The recent change from S&P on their outlook for the U.S. as a AAA credit begs the question: Is the U.S. a bad credit risk? Although this is an interesting question, and the answer is probably no, like a lot of things in life, the reality is that country risk is not absolute, it is relative – relative to other countries.
Despite the fact that our national debt and budget deficits are enormous, and skyrocketing, we have to compare ourselves to other countries, to evaluate the changing perceptions of U.S. credit risk. In the developed world, basically every country, with the exception of Germany, made the same mistakes we made, that put us into this pickle. Excesses in real estate and the credit markets in general, drove the worldwide economic collapse that resulted in the accumulation of not only huge national deficits, but also personal debt as well.
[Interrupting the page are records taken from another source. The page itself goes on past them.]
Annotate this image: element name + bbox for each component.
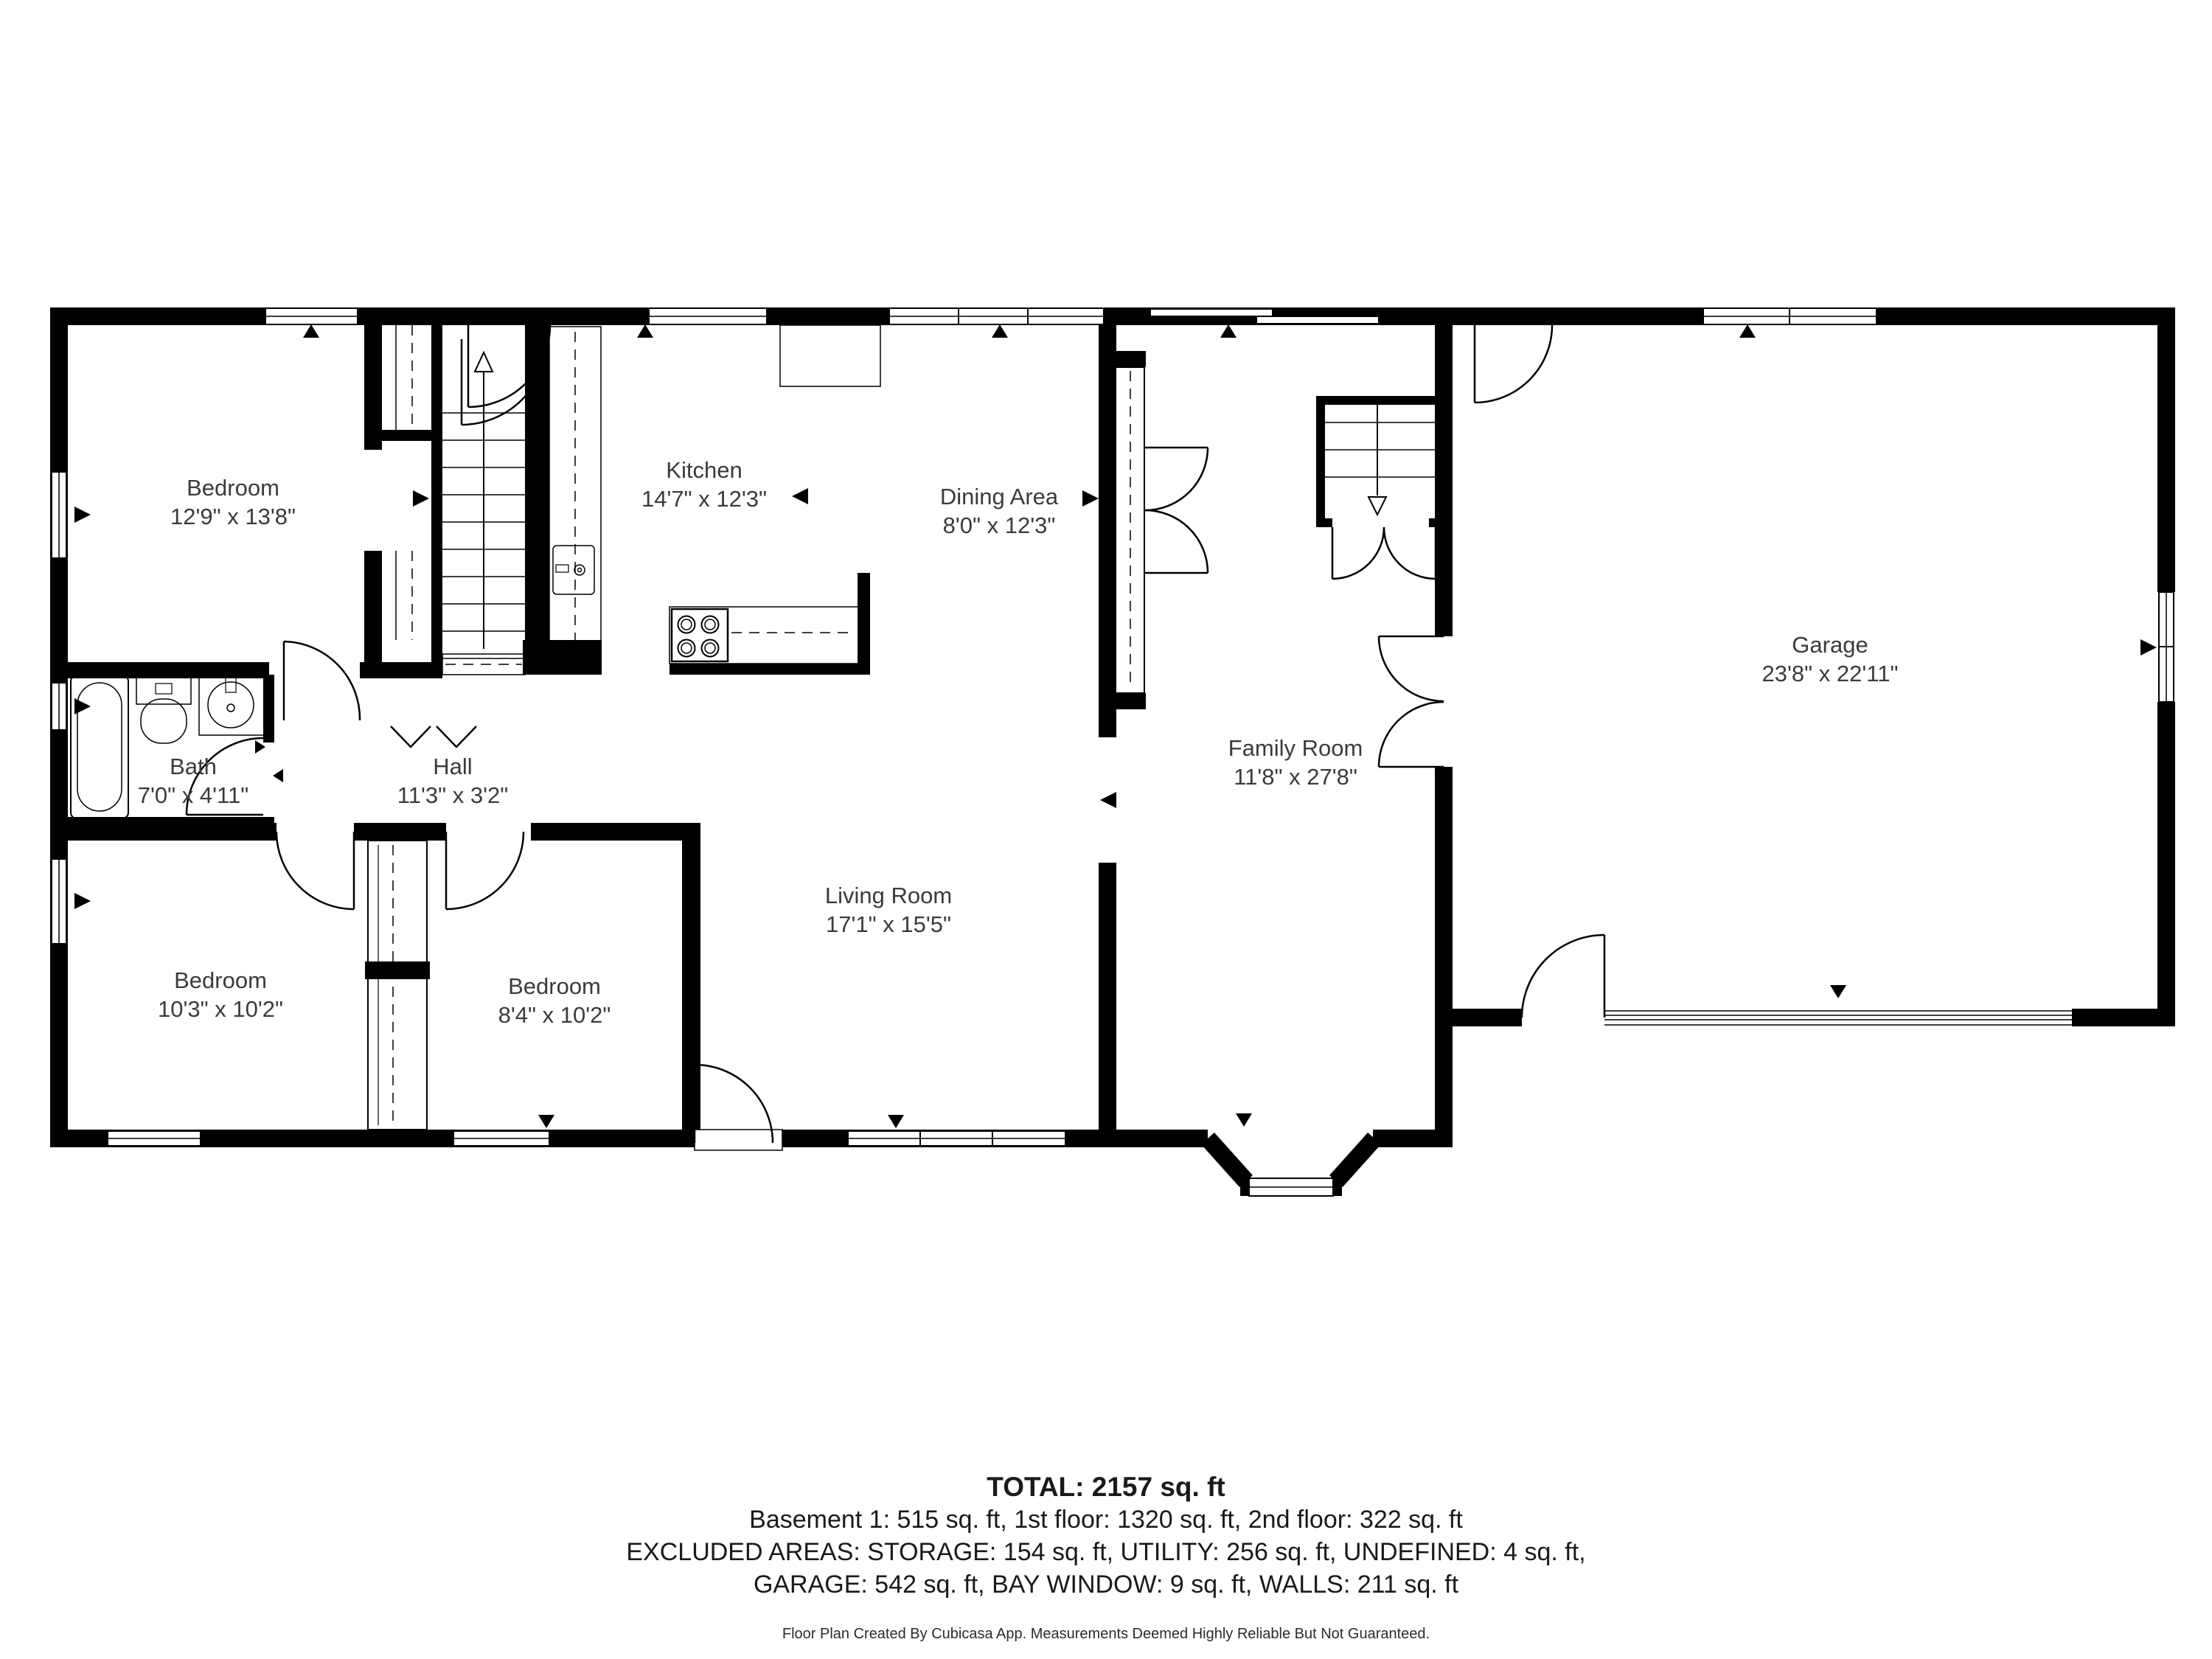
room-label-hall: Hall11'3" x 3'2" [397,752,508,810]
room-name: Living Room [825,881,952,910]
room-label-bedroom-1: Bedroom12'9" x 13'8" [170,473,296,531]
floor-plan-drawing [0,0,2212,1659]
room-label-garage: Garage23'8" x 22'11" [1762,630,1899,688]
room-name: Bedroom [498,972,611,1001]
room-label-bedroom-3: Bedroom8'4" x 10'2" [498,972,611,1029]
room-name: Bedroom [158,966,283,995]
room-label-bath: Bath7'0" x 4'11" [138,752,248,810]
room-dimensions: 11'8" x 27'8" [1228,762,1363,791]
room-label-living-room: Living Room17'1" x 15'5" [825,881,952,939]
room-dimensions: 8'4" x 10'2" [498,1001,611,1029]
room-label-dining-area: Dining Area8'0" x 12'3" [940,482,1058,540]
bathroom-sink-icon [199,675,264,735]
main-staircase [442,352,525,658]
room-label-bedroom-2: Bedroom10'3" x 10'2" [158,966,283,1023]
area-summary: TOTAL: 2157 sq. ft Basement 1: 515 sq. f… [0,1471,2212,1601]
room-label-kitchen: Kitchen14'7" x 12'3" [641,456,767,513]
room-dimensions: 7'0" x 4'11" [138,781,248,810]
basement-staircase [1325,405,1436,515]
room-name: Bath [138,752,248,781]
room-dimensions: 23'8" x 22'11" [1762,659,1899,688]
room-name: Dining Area [940,482,1058,511]
floor-plan-page: Bedroom12'9" x 13'8"Kitchen14'7" x 12'3"… [0,0,2212,1659]
room-name: Hall [397,752,508,781]
room-dimensions: 11'3" x 3'2" [397,781,508,810]
room-name: Kitchen [641,456,767,484]
stove-icon [672,609,728,661]
room-name: Garage [1762,630,1899,659]
excluded-areas-text: EXCLUDED AREAS: STORAGE: 154 sq. ft, UTI… [0,1536,2212,1568]
garage-walls-area-text: GARAGE: 542 sq. ft, BAY WINDOW: 9 sq. ft… [0,1568,2212,1601]
bay-window [1208,1138,1374,1196]
toilet-icon [136,676,191,743]
bathtub-icon [71,675,128,818]
kitchen-sink-icon [553,546,594,594]
room-dimensions: 12'9" x 13'8" [170,502,296,531]
room-dimensions: 17'1" x 15'5" [825,910,952,939]
room-name: Family Room [1228,734,1363,762]
room-name: Bedroom [170,473,296,502]
total-area-text: TOTAL: 2157 sq. ft [0,1471,2212,1503]
room-label-family-room: Family Room11'8" x 27'8" [1228,734,1363,791]
room-dimensions: 10'3" x 10'2" [158,995,283,1023]
room-dimensions: 8'0" x 12'3" [940,511,1058,540]
floors-area-text: Basement 1: 515 sq. ft, 1st floor: 1320 … [0,1503,2212,1536]
room-dimensions: 14'7" x 12'3" [641,484,767,513]
bifold-door-chevrons [391,726,476,747]
disclaimer-text: Floor Plan Created By Cubicasa App. Meas… [0,1626,2212,1643]
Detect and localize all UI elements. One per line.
Even if we break the current debt ceiling, which is a virtual certainty, and even with the very real possibility (probability) that the U.S. credit rating will fall below AAA in the next year or two, the U.S. is still today, and will remain, the strongest economy on the planet, and therefore, to most, the safest place to put money.
While the fact that we will likely remain at the top of the heap economically is somewhat comforting, it does not mean that we will not feel some pain. The reality is that financial markets trade on risk and reward perceptions. If the risk of the U.S. is perceived to increase, as will be the case if and when our credit rating is lowered, the cost to service our debt or take on more debt, will increase. In practical terms, the rates we will need to pay on new bonds issued will have to go up to compensate investors for that perceived increased risk. If we couple this with a rising interest rate environment, which I believe we will be entering shortly, we could have a slingshot effect on the rising cost to maintain our debt and finance future budget deficits.
This scenario is very real, and has lead to the devaluation of many currencies around the globe. We need to watch the value of the dollar closely, since rising inflation will be the trigger that forces the Fed to start the interest rate raising cycle. The more the threat of inflation, the more aggressive the Fed will need to be with rates, and the greater the impact will be on the cost of servicing our debt (and the more negative will be the impact on economic growth as well).